If I'm initializing a Spark session using SparkR (not spark-submit), like this...

library(SparkR, lib.loc = c(file.path(Sys.getenv("SPARK_HOME"), "R", "lib")))
sparkR.session()

is there a way to set a queue? I tried something like this:

sparkR.session(queue = "queue_name") 

but it didn't seem to work. The only way I've successfully used a queue from within SparkR is with the deprecated init() function:

sc <- SparkR::sparkR.init(master = "yarn-client", sparkEnvir = list(spark.yarn.queue="queue-name")) 
hiveContext <- sparkRHive.init(sc)

But that throws warnings: 'SparkR::sparkR.init' is deprecated.

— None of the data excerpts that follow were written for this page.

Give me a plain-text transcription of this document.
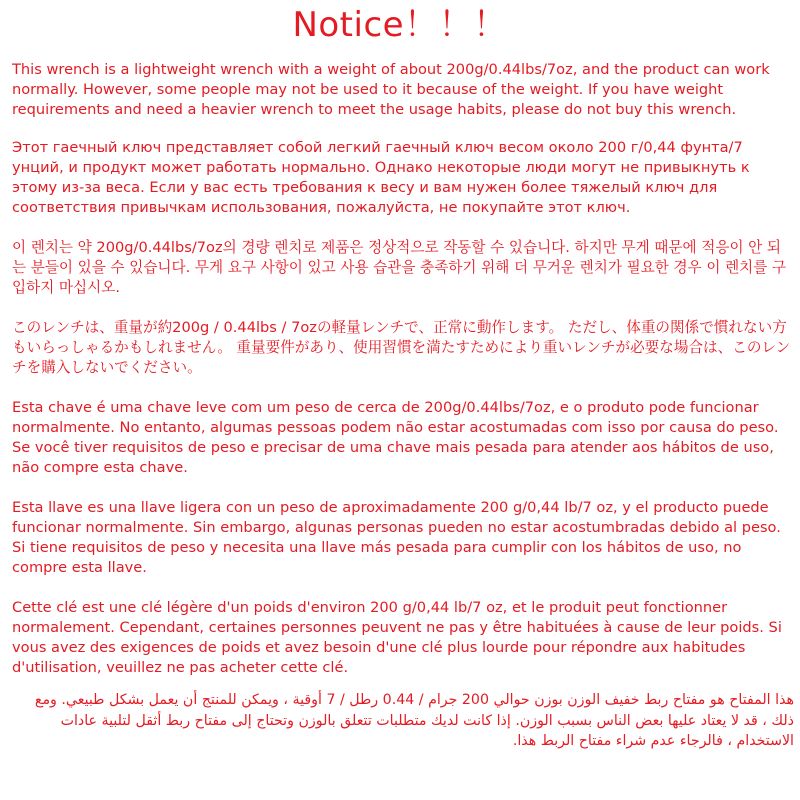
Notice！！！

This wrench is a lightweight wrench with a weight of about 200g/0.44lbs/7oz, and the product can work normally. However, some people may not be used to it because of the weight. If you have weight requirements and need a heavier wrench to meet the usage habits, please do not buy this wrench.

Этот гаечный ключ представляет собой легкий гаечный ключ весом около 200 г/0,44 фунта/7 унций, и продукт может работать нормально. Однако некоторые люди могут не привыкнуть к этому из-за веса. Если у вас есть требования к весу и вам нужен более тяжелый ключ для соответствия привычкам использования, пожалуйста, не покупайте этот ключ.

이 렌치는 약 200g/0.44lbs/7oz의 경량 렌치로 제품은 정상적으로 작동할 수 있습니다. 하지만 무게 때문에 적응이 안 되는 분들이 있을 수 있습니다. 무게 요구 사항이 있고 사용 습관을 충족하기 위해 더 무거운 렌치가 필요한 경우 이 렌치를 구입하지 마십시오.

このレンチは、重量が約200g / 0.44lbs / 7ozの軽量レンチで、正常に動作します。 ただし、体重の関係で慣れない方もいらっしゃるかもしれません。 重量要件があり、使用習慣を満たすためにより重いレンチが必要な場合は、このレンチを購入しないでください。

Esta chave é uma chave leve com um peso de cerca de 200g/0.44lbs/7oz, e o produto pode funcionar normalmente. No entanto, algumas pessoas podem não estar acostumadas com isso por causa do peso. Se você tiver requisitos de peso e precisar de uma chave mais pesada para atender aos hábitos de uso, não compre esta chave.

Esta llave es una llave ligera con un peso de aproximadamente 200 g/0,44 lb/7 oz, y el producto puede funcionar normalmente. Sin embargo, algunas personas pueden no estar acostumbradas debido al peso. Si tiene requisitos de peso y necesita una llave más pesada para cumplir con los hábitos de uso, no compre esta llave.

Cette clé est une clé légère d'un poids d'environ 200 g/0,44 lb/7 oz, et le produit peut fonctionner normalement. Cependant, certaines personnes peuvent ne pas y être habituées à cause de leur poids. Si vous avez des exigences de poids et avez besoin d'une clé plus lourde pour répondre aux habitudes d'utilisation, veuillez ne pas acheter cette clé.

هذا المفتاح هو مفتاح ربط خفيف الوزن بوزن حوالي 200 جرام / 0.44 رطل / 7 أوقية ، ويمكن للمنتج أن يعمل بشكل طبيعي. ومع ذلك ، قد لا يعتاد عليها بعض الناس بسبب الوزن. إذا كانت لديك متطلبات تتعلق بالوزن وتحتاج إلى مفتاح ربط أثقل لتلبية عادات الاستخدام ، فالرجاء عدم شراء مفتاح الربط هذا.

How does this translate to sparkR.session()?


Solution

  • When starting spark R, the Spark Session is already generated. You need to stop the current session and spin up a new one to set the desired settings.

    I use the following

    sparkR.stop()
    sparkR.session(
        # master="local[2]",              # local master
        master="yarn",                    # cluster master
        appName="my_sparkR",
        sparkConfig=list(
            spark.driver.memory="4g",
            spark.executor.memory="2g",
            spark.yarn.queue="your_desired_queue"
        )
    )
    

    Verify from the Spark monitoring page that the settings updated correctly.